Fortaleza provided the venue for an intriguing second round clash between Holland and Mexico which promised to be a wonderful game in keeping with the enthralling end-to-end football that has made the 2014 World Cup one of the best in modern history. Holland came into the game with a 100% record from Group B, with resounding victories over Spain and Chile illustrating that Louis Van Gaal’s team mean business and have key men, in particular Arjen Robben, firing on all cylinders. Their North American opponents came through Group A in impressive fashion, with a goal-less draw against Brazil and dominant victories over Croatia and Cameroon being a far cry from a turbulent spell which included several managerial changes and a poor qualifying campaign. Miguel Herrera’s side more than held their own against Brazil, and produce impressive performances that illustrated they have no fear and should not be under-estimated by any means.
What promised to be an exciting team between two of the most impressive teams at the World Cup duly delivered as both contributed to a titanic battle packed with high quality football and controversy. As the momentum of the game went from one end of the pitch to the other, it changed the entire complexion of odds across the betting market.
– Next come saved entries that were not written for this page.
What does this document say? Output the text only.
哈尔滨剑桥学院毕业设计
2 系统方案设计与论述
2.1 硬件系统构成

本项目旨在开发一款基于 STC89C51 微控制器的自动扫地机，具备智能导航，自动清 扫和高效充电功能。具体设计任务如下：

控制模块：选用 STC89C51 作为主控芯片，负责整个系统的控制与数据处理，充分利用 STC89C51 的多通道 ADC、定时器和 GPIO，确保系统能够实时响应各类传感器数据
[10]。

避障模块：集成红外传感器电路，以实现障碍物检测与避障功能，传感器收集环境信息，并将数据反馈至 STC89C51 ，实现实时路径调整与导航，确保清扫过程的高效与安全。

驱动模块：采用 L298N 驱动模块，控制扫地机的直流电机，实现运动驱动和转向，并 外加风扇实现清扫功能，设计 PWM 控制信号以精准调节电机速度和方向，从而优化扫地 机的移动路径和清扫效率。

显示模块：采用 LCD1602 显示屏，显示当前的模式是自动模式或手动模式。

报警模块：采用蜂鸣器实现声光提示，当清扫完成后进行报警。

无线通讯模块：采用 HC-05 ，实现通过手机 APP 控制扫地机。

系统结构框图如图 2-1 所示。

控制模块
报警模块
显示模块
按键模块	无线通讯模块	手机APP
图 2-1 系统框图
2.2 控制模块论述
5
Both teams would have been forgiven for being more reserved than usual and respecting each other, but Holland and Mexico took the game to each other right from the first whistle. While Holland looked to put their foot on the ball, it was Mexico who carried the much greater threat with winger Miguel Layun – arguably one of the best players at the World Cup – causing all sorts of problems down Holland’s right side where Paul Verhaegh, picked ahead of Janmaaat, struggled to cope with his pace. Losing Nigel De Jong after just 9 minutes through injury was a blow as Van Gaal had to reshuffle the pack and bring Bruno Martins Indi on in defence, with Daley Blind moving to midfield.
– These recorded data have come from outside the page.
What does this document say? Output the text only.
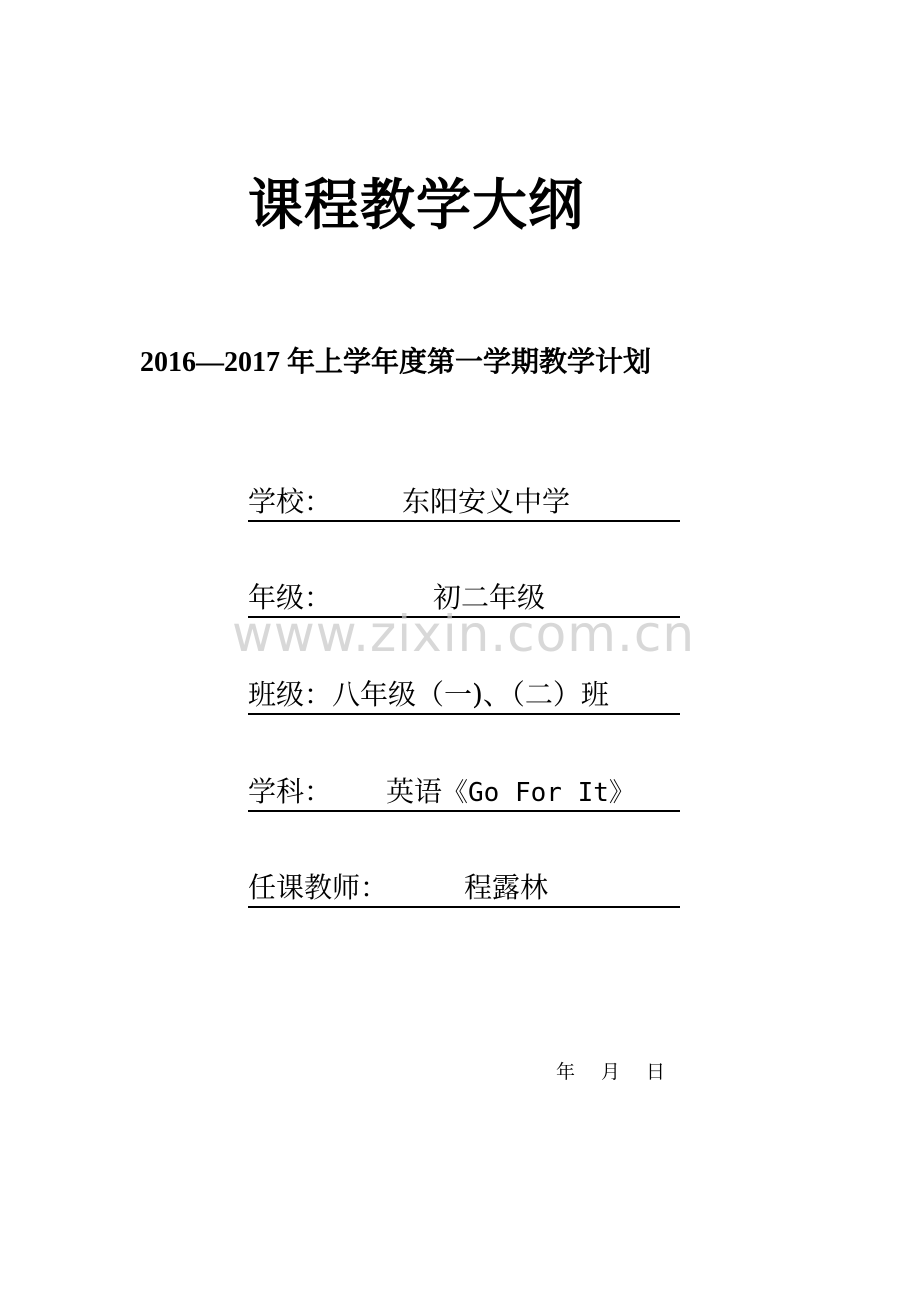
课程教学大纲
2016—2017 年上学年度第一学期教学计划
学校： 东阳安义中学
年级：	初二年级
班级：八年级（一)、（二）班
学科： 英语《Go For It》
任课教师：	程露林
年 月 日
www.zixin.com.cn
The first real opportunity of the game was spurned by Hector Herrera who scuffed an effort inches wide of the post in the 17th minute after good work from Giovani Dos Santos and Oribe Peralta. Mexico should have been reward a penalty three minutes later as Herrera charged into the box, only to receive a heavy kick to the face through desperate Dutch defending that went unpunished. Mexico continued to look by far the better team, and it took Holland until first half injury time to muster an attacking threat – albeit created by a Mexico error. Some tiki-taka play from Mexico created complacency that almost cost them dear, as Rafael Marquez gave the ball straight to Robin Van Persie who fed Arjen Robben running in on goal. Robben cut inside onto his unflavoured right foot but was taken out by Marquez and Hector Moreno which should have been a penalty, but again the referee waved away the protests.
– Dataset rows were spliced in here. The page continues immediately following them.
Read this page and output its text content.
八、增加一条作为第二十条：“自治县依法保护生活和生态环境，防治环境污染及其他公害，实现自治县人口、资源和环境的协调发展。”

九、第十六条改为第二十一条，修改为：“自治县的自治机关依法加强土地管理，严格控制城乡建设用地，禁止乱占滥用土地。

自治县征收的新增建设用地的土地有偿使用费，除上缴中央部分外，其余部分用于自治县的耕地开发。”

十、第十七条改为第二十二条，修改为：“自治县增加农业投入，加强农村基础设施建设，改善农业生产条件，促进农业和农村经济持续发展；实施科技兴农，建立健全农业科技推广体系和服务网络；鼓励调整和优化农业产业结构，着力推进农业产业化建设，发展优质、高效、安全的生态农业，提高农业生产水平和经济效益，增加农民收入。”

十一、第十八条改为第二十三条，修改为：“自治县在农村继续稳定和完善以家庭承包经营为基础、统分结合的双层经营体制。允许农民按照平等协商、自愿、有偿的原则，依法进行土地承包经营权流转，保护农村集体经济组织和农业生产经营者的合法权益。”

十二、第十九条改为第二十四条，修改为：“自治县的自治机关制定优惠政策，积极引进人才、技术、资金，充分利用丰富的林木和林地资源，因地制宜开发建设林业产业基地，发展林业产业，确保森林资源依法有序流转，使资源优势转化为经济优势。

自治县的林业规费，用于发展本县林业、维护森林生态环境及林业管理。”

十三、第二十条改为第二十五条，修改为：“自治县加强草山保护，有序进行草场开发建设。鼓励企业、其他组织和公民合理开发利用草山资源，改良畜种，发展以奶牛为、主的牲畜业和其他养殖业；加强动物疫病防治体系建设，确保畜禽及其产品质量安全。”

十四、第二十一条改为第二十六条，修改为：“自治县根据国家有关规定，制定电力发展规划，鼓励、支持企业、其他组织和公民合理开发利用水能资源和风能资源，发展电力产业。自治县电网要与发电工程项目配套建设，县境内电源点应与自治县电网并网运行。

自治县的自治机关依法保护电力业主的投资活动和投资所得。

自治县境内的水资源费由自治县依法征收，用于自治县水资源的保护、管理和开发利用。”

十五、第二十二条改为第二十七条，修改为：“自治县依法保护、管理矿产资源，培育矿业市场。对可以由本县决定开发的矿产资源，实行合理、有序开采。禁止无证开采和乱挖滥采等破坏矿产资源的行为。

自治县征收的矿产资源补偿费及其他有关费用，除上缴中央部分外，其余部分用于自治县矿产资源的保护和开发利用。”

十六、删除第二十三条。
Van Gaal had a lot of work on his hands at half time to ignite the spark back into Holland who were poor in the first half. Whatever was said did not work as Mexico came straight out the traps and took a thoroughly deserved lead in the 48th minute. After a long ball was not cleared properly by Ron Vlaar, Giovani Dos Santos held off three defenders before firing in an unstoppable half volley from 25 yards which gave Jasper Cillessen no chance. Going a goal behind provided a much-needed wake up call for Holland who looked a shadow of the team that had come through the group stages with flying colours. Holland began to assert themselves and gain a foothold on the game, and should have equalised in the 58th minute if not for the heroics of a keeper who becomes a free agent after the World Cup. An in-swinging corner from Robben was met by a half volley from De Vrij just a few yards out, but Guillermo Ochoa pulled off a magnificent reaction save by tipping the ball onto the post to preserve Mexico’s lead.
Although Ochoa denied Robben before the scheduled drinks break in the 75th minute, Mexico dominated possession and looked all set to advance to the quarter-finals to face Costa Rica or Greece until they were dealt a double body blow in cruel circumstances. Unusually slack Mexico marking from an 88th minute corner allowed Klaas Jan Huntelaar to lay a header back to Wesley Sneijder who rifled the ball into the bottom corner from 16 yards out. Controversy then came to the fore four minutes later as Robben weaved his way into the box before going down in the box as he tried to go past Marquez. To the amazement and horror of the Mexican players, the referee pointed to the spot – several replays cannot conclusively confirm whether it was the right decision, although Robben’s theatrical fall appeared to come from dragging his boot over Marquez’s foot. Up stepped Huntelaar to send Ochoa the wrong way and put Holland into a quarter final tie they scarcely deserved.